What does this Japanese inscription mean?
November 16, 2010 8:33 AM   Subscribe

My son has been given what he's been told is a decorative fuchi (collar) from a katana. It has some Japanese characters inscribed on it, and he's desperate to find out what it means - he has been told it's a name, but we have no way of knowing. Here are a couple of pictures. Any ideas? Hopefully it doesn't translate as 'Happy Toy Company'. Thanks all.
posted by reynir to Writing & Language (8 answers total)
 
Your pictures aren't really good enough for me to make out the top and bottom characters. The middle one is 元, though.

If you could find a camera with a macro mode, and take a square picture (straight down, I mean, not from an angle) of the characters in higher resolution, it would be easier to work out what it says.

(The orientation with the text in a vertical column is the correct one.)
posted by Chocolate Pickle at 9:23 AM on November 16, 2010


Best answer: The first two characters are pretty clearly and . I'm having a hard time making out the third character, but since I can't find any Japanese compounds that start with 秀元, I'm fairly sure it's the family name "Hidemoto" (pronounced he-day-mow-tow). The character I can't make out is likely a given name since the standard order in Japanese is is family name first.
posted by Cogito at 9:31 AM on November 16, 2010


Maybe the last one is some variation on 巫 ? That circular stroke at the bottom is throwing me for a loop though...
posted by dubitable at 9:33 AM on November 16, 2010


Response by poster: Thanks for the thoughts so far everyone.

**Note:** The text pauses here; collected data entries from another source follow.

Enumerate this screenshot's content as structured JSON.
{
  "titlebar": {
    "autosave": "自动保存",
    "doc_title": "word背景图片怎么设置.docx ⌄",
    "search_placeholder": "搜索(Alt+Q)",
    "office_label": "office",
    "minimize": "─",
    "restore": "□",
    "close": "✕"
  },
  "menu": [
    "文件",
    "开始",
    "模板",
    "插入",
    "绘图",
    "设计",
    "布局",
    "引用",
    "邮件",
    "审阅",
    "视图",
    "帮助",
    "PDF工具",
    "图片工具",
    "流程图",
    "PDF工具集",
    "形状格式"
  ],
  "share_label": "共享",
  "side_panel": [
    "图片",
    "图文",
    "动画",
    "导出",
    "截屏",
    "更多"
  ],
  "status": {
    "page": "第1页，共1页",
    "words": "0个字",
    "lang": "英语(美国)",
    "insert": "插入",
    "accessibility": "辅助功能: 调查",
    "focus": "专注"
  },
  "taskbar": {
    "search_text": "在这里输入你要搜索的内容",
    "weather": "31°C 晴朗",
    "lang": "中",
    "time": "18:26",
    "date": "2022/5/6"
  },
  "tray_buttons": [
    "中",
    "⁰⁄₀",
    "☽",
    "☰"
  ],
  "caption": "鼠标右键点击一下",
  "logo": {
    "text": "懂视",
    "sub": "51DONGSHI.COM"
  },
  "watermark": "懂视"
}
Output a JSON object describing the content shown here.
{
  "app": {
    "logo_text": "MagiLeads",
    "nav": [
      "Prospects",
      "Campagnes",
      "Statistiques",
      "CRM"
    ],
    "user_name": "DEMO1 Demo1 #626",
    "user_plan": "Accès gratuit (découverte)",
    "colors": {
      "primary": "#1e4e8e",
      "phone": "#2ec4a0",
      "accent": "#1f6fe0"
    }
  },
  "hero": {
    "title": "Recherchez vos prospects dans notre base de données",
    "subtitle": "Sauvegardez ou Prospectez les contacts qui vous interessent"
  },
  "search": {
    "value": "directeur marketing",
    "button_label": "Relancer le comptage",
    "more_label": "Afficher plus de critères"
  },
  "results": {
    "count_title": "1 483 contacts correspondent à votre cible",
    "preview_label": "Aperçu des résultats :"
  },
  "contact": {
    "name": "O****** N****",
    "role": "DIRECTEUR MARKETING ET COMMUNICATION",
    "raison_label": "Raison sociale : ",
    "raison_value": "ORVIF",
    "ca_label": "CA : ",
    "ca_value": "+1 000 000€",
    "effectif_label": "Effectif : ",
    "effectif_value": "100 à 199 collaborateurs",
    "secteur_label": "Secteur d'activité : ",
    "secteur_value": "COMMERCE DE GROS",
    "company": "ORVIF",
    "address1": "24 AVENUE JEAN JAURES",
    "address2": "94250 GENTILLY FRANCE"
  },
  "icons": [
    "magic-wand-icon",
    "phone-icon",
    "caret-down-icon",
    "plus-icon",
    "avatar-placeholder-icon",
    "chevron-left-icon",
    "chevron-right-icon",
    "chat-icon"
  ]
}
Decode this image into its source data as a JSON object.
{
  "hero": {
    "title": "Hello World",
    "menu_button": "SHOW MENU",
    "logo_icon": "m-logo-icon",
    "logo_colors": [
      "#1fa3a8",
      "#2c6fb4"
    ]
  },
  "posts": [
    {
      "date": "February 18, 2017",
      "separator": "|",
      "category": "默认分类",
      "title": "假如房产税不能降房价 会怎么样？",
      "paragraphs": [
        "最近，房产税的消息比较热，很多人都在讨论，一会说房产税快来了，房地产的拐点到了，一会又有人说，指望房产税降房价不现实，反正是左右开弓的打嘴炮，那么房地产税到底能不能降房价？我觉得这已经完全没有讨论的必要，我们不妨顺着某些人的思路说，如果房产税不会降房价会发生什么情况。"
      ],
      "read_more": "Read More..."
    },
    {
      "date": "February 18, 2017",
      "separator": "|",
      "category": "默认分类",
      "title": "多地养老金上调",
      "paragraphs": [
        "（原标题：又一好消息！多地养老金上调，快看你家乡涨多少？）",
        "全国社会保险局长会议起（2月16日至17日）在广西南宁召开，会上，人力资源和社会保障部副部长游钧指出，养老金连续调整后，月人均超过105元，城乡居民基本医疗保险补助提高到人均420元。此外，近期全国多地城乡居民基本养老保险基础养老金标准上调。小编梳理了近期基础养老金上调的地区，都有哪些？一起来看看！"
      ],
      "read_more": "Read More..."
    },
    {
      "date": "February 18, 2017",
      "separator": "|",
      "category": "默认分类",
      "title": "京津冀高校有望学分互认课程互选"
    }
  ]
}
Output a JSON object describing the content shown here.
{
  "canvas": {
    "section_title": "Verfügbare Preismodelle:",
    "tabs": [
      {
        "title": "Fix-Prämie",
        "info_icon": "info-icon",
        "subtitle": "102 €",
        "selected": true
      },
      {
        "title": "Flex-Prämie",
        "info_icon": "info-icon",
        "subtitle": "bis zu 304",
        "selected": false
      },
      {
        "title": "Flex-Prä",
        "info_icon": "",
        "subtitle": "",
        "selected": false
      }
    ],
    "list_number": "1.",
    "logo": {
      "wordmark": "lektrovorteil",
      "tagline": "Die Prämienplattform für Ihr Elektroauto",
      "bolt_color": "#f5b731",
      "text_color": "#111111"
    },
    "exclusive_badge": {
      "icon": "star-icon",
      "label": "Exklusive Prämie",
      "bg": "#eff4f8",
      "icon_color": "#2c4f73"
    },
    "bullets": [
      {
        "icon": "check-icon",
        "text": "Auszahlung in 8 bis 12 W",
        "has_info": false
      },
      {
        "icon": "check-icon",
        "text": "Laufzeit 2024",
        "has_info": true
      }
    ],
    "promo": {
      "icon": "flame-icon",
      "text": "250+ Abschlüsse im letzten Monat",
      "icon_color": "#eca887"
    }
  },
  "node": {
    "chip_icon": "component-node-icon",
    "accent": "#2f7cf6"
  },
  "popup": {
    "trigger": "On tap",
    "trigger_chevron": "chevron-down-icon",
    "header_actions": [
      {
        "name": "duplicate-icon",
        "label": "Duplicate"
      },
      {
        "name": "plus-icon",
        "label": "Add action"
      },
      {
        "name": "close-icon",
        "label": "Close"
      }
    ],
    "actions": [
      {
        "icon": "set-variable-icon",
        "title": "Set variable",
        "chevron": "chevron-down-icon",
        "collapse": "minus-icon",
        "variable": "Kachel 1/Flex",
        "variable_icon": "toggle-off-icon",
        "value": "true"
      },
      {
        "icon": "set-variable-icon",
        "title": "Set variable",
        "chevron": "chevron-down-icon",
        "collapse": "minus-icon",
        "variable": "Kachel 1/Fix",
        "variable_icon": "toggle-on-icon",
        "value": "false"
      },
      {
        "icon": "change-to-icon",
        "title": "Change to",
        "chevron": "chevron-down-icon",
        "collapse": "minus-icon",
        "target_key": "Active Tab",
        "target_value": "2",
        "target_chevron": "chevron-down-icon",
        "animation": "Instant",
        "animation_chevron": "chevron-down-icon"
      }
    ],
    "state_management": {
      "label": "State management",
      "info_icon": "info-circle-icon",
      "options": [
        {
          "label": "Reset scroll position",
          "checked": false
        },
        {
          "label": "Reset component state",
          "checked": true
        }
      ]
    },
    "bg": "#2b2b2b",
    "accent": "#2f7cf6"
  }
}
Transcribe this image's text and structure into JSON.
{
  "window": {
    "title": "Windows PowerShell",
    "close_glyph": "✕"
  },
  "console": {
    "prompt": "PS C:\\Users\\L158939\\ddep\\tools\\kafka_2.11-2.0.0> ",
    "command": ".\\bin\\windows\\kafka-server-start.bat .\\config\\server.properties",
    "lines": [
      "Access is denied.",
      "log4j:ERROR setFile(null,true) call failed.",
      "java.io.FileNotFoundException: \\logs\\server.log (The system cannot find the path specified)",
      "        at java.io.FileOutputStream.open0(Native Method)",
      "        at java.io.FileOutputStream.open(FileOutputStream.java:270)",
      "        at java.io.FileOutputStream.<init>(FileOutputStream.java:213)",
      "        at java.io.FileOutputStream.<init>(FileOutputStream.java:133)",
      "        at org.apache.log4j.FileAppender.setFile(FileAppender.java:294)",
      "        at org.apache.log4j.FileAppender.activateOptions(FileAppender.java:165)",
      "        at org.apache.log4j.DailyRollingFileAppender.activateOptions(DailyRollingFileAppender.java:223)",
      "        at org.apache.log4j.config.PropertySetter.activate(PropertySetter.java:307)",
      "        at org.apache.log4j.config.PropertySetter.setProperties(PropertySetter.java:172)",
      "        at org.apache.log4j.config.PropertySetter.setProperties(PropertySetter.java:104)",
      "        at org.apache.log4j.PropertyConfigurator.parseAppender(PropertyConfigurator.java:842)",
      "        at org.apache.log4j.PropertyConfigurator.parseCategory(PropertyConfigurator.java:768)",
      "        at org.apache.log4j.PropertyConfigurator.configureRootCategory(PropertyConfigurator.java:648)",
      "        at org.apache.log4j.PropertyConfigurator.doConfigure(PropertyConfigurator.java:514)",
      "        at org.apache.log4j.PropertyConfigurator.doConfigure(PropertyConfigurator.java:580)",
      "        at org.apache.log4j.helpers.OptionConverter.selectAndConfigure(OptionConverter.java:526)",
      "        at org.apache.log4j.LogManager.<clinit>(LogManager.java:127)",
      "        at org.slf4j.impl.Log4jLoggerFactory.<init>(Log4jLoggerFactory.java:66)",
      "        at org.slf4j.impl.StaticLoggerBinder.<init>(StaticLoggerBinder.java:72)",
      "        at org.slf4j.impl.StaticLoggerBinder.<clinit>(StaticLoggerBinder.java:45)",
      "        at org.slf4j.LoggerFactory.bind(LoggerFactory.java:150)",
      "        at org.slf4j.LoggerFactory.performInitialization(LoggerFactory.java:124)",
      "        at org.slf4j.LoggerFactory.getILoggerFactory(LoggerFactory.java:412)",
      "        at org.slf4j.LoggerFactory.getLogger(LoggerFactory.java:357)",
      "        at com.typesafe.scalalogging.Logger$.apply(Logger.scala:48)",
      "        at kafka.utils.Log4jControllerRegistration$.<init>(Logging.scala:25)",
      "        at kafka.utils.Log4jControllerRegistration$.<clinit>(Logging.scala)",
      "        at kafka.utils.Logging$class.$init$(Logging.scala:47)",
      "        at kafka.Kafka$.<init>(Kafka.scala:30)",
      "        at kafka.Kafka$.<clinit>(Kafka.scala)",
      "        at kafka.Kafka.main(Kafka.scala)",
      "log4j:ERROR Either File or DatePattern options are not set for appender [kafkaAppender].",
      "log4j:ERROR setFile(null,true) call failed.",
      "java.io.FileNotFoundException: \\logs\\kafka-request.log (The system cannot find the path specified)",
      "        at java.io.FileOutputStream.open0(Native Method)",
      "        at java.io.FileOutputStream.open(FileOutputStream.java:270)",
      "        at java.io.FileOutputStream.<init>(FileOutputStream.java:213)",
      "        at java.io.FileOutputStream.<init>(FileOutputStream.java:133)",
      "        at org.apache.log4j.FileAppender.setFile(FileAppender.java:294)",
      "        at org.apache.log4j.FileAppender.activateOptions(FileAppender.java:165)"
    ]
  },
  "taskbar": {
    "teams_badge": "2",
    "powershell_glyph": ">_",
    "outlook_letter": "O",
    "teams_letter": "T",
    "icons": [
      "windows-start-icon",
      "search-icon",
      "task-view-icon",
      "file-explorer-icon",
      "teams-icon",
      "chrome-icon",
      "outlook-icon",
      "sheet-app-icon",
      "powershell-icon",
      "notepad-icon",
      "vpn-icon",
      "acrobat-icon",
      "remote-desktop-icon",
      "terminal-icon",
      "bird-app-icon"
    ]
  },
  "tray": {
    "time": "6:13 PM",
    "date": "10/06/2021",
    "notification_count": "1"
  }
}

I've uploaded another image (it's about 800k, and is now the first in the gallery) to see if that helps any.
posted by reynir at 10:25 AM on November 16, 2010


No, it's only 27K. Looks like Dropbox is resizing and rerendering the image.
posted by Chocolate Pickle at 10:40 AM on November 16, 2010


Response by poster: Ah. I've now put it in the ordinary dropbox public folder, not the photo folder, and this should download as the larger file.
posted by reynir at 10:52 AM on November 16, 2010


Best answer: I showed this to my (Japanese native) Sister-In-Law, she confirmed that the top two characters read "Hidemoto" like Cogito said. Her comment on the bottom character was "Final letter is hard to read." She came up with a couple of suggestions though: it could be a kanji character that is either really obscure or archaic (depending on the antiquity of the fuchi), the character could just be really stylized (equivalent to an elaborate signature), or (long shot) it could be a Chinese character not used in typically used in Japanese writing.

So it's definitely the family name "Hidemoto." Since Japanese script is read from top to bottom, and Japanese names are presented [Family Name] [Given Name], it's probable that the odd character at the bottom is someone's first name. It'd be useful to know how old the fuchi is at this point. Only a subset of kanji are currently used for Japanese names (I think this may actually be a law), but I don't think this applies to older names; it's kinde of likke olde non-standdard spellings. I'd wager that the kanji spell out someone with an odd or uncommon first name, maybe the maker's, but probably the former owner's name.
posted by Panjandrum at 2:18 PM on November 16, 2010


Response by poster: That's great, thank you all. I don't know the provenance of the fuchi (my son of course is convinced that it belongs to a great samurai), so can't guess at the age.